Control, she told herself. Control. But her core was suspended in black tar, and current raged overhead and underfoot, and blood ran like the river tides. She could not feel anything other than that, oblivious to the outside world, not caring what was being done to her body as she fought for control she wasn’t sure she even wanted, any more.
The third man spoke then, finally, breaking her out of her mental prison. “I’ll kill both of you, you touch that thing.” It didn’t sound like he was bluffing.
“What, you’re trying to protect it?”
There was a snick of a knife, and George’s fingers stopped for an instant.
“Don’t be even more of a moron than you have to be. You’re human. It’s not. Don’t sully yourself.”
“You’d kill him? For that?” The second man, incredulous.
It’s not human. Three on one. They’re armed. Thou shalt not kill. ‘The last one we popped.’
A memory: of bodies facedown and faceup, sprawled in their own blood, pools of black on dirty snow. Entrails, shit, and teargas making her gasp against tears. Ohm’s bane, flickering dark red against the dawn sky, up and down the skyward-arching form of the Brooklyn Bridge. A long black car, driving away. Sergei’s face, stone and sadness.
Inside, Wren felt something give way; a brick wall under assault, an earthen ditch crumbling. She grabbed for the pieces, held it together. But it was slipping under her fingertips.
“Aid!” An involuntary blast of streaky purple current like a signal flare shot into the ether, the agreed-upon signal of the Truce Patrol, whatever was left of it. “Aid and assistance down here! Vigilantes!”
And then she was falling, falling into the tar, falling into the darkness where even current did not shine.
She had asked for help. She wasn’t going to wait around for it.
It was a simple matter—almost instinctive—to reach for the proper fugue state. Once, she would have had to do deep breathing, ground and center, concentrate. During the past year, Wren Valere had used her current more on a daily basis in order to survive, to protect those around her, than she used to call up in a week’s time, even including jobs.

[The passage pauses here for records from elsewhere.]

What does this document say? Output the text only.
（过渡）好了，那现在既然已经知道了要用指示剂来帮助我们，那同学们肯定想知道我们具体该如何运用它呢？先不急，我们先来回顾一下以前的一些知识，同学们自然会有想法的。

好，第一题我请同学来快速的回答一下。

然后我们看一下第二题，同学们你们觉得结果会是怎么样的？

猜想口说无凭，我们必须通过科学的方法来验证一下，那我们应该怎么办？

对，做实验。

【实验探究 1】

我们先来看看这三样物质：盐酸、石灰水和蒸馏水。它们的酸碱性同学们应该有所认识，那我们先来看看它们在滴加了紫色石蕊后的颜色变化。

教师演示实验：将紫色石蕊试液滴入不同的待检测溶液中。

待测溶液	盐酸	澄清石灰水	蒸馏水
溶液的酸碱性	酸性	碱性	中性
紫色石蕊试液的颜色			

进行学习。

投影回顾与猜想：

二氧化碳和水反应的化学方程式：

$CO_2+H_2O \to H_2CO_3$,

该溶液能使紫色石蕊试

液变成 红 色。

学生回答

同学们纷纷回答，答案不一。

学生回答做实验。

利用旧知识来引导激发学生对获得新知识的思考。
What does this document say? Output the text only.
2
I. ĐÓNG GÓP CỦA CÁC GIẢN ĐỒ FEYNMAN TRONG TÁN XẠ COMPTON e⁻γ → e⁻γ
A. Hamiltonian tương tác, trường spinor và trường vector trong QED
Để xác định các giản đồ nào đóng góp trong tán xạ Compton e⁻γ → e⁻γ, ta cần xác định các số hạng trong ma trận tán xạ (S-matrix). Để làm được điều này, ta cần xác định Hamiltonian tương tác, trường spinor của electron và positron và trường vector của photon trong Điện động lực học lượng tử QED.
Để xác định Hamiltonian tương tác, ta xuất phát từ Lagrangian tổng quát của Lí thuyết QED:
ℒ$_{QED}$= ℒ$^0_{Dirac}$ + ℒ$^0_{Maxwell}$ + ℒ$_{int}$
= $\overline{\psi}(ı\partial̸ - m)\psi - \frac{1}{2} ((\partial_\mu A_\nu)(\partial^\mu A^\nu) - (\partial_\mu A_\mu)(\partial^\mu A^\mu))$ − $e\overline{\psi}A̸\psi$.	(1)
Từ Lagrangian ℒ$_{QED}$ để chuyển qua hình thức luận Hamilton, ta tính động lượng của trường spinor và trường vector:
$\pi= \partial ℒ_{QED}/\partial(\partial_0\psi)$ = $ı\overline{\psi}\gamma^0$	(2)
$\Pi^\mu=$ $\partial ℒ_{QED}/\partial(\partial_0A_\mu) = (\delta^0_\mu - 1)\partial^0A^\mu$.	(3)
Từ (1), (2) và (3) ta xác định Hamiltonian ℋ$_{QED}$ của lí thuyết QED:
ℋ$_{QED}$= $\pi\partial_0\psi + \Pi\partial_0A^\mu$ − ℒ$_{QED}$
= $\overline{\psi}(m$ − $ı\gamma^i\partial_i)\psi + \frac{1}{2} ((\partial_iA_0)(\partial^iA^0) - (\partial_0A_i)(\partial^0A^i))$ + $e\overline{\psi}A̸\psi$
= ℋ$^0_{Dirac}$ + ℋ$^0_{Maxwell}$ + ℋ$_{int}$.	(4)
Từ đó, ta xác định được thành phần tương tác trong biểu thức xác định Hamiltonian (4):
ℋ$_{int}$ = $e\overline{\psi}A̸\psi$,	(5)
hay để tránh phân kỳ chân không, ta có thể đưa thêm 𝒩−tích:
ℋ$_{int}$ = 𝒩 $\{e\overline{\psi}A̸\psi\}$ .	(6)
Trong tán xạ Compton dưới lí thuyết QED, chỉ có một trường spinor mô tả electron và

She had stretched and grown, almost unknowing; so much so that now she simply let go and fell down into her core.
The first awareness was always the sound. Dry slithering, and hissing. Paper-against-spark, the insentient patience of current, coiling and recoiling in an endless loop.
Next were the colors. She opened her not-eyes and colors consumed her. Dark and scarlet reds and royal-blues, dark greens and iridescent purples, streaks of gold and silver, and underneath it all the dark, dark muscled bodies of a color she had never been able to name.
And then the warmth that seeped into her bones. Stone-warmth, like lava rising from the gut of the earth. It called, seduced, tried to make her give in, relax, come down into the pit and lose her way.
The moment she did that, the current would destroy her. Self-control was everything in the core.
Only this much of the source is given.